Riggs acknowledged that customers know Asian cooking can require large numbers of unusual ingredients.
“Not only do we know it’s probably not inexpensive to prepare at home, most of us just don’t know how to do it,” she said. “That could discourage people from cooking it at home.”
Foundation of youth
Young restaurant goers are playing a significant role in the growth of the Asian fast-casual segment, and that interest is expected to remain strong well into the future.
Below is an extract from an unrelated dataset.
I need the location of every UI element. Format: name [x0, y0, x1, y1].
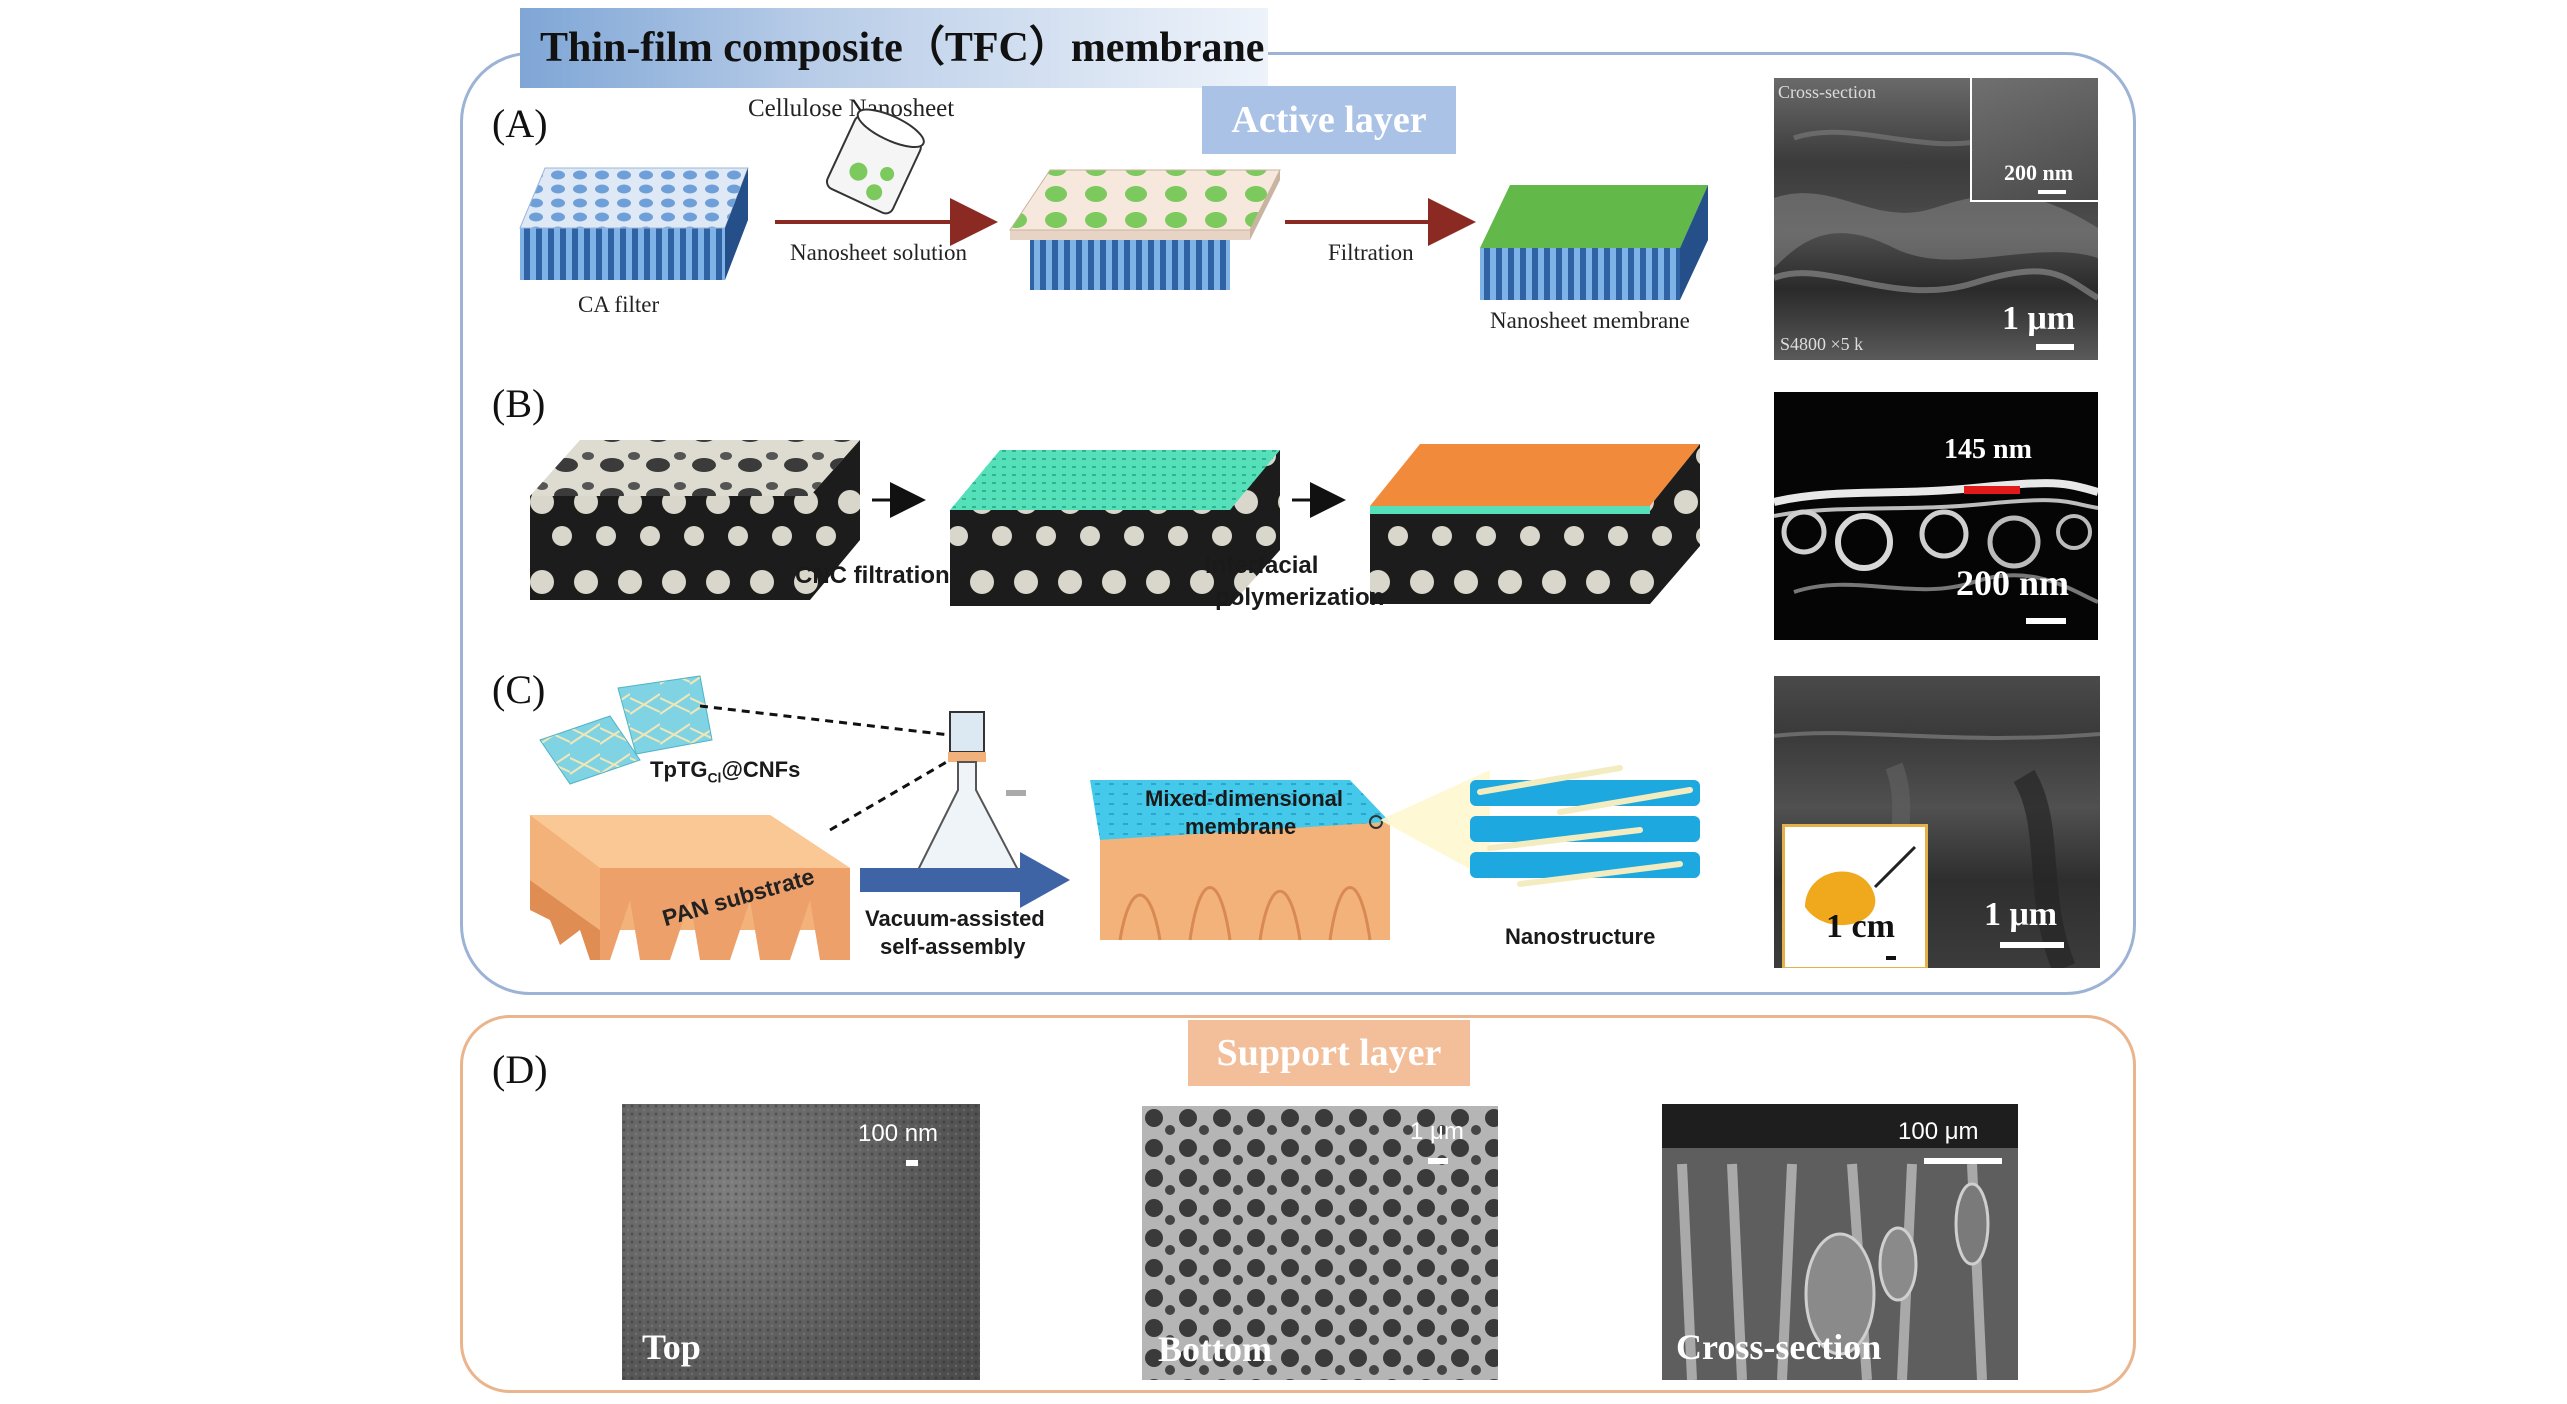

Not only has the 18- to 25-year-old demographic proven willing to experiment with new flavors, spices and dishes, the members of that age group see food — especially emerging ethnic cuisines — as trendy and hip.
Strong sales of Asian foods in its college dining accounts led Sodexo to pursue its partnership with Star Ginger, a concept it will roll out to its healthcare, government and corporate-dining accounts, said Ray Torres, director of business development.
“Gen X and Y are really driving it, but we’re seeing the desire for these foods in all age groups,” he said. “The reality is the world is a smaller place, and younger groups know more about places we didn’t used to know. So foods that may have been on the fringe a couple of years ago are now becoming mainstream.”
While Arancio said that “everyone from 2 to 92 is enjoying our food,” he noted that the younger crowd, specifically 24- to 35-year-olds, makes up Teriyaki Experience’s core customer base. That same group also skews strongly toward women, he said, because of the segment’s healthful food perception. In Canada many of the concept’s dishes are made using water rather than oil, and all its stores make sushi twice daily.
Riggs predicts that in the near term, fast-casual Asian outlets will incur mostly incremental growth from customers 30 or older, but with the increased purchasing power of Generation Z, or those aged 19 to 29, will come solid and enduring sales.
“There are about 90 million in this group, and we think they’re going to be the heaviest users of this concept,” Riggs said.
Heavy in terms of frequency, not body weight, several sources stressed. Twentysomething customers especially are choosing the segment’s healthful offerings, such as pho, steamed seafood and meat-free wok-seared dishes. To meet that growing demand, Star Ginger’s lineup will include multiple vegetarian and vegan items. In 2009 Panda Express introduced its “Wok Smart” menu featuring 18 items containing fewer than 250 calories. And Ravine Hiranand, who launched his Fresh East Asian fast-casual concept last December in West Hollywood, Calif., ensured all of his dishes were healthful at the outset in order to meet strong demand for wholesome foods there.
“We only use grapeseed oil, no ghee, and only natural and organic products,” said Hiranand, a Hong Kong native whose concept offers Indian food along with multiple Asian cuisines. Hiranand insisted the dishes be authentic as well as affordable.
“We attract all walks of life to Fresh East, but the unifying factors are their consciousness of what they eat and their love of Asian food,” he said. “It’s for a family crowd [that] wants to save money and eat good, too. I think the fast-casual model is perfect for that.”